ReplyDeleteA relative of mine lost her gold diamond earring a week ago in the country. She was devastated. She said the magical "omar reb binyamin, hakol becheskas.... " It's a no-brainer. It works like a charm. Never fails. Except it didn't work. I guess I am to assume the the possuk worked, she must've said it wrong. What did work was when her husband bought a metal detecting device, scoured the whole bungalow colony and it beeped finally. It was buried in the mud after the rains... I must confess, being cloaked by the anonymity of the Internet, that I believe more in that metal detector thingie, that reb binyamin's posuk. Am I the exception? Maybe.

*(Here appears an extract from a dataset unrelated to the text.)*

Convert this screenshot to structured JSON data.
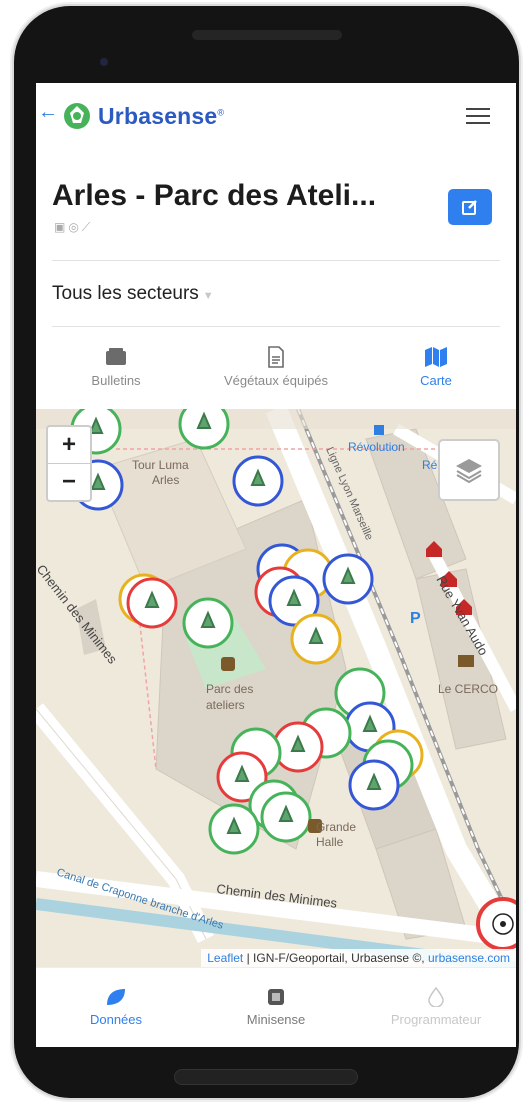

One thing I must admit. As skeptical as I am with segulos, the "spooky" stuff I take seriously. Meaning the ones that if you do, "bad" things can happen. So you won't catch me bricking up windows, cutting fruit trees (ok, that's halacha), letting my pregnant wife step on fingernails, and stepping over my child who is laying on the floor (which will stunt his growth!). So there. I please guilty to inconsistency!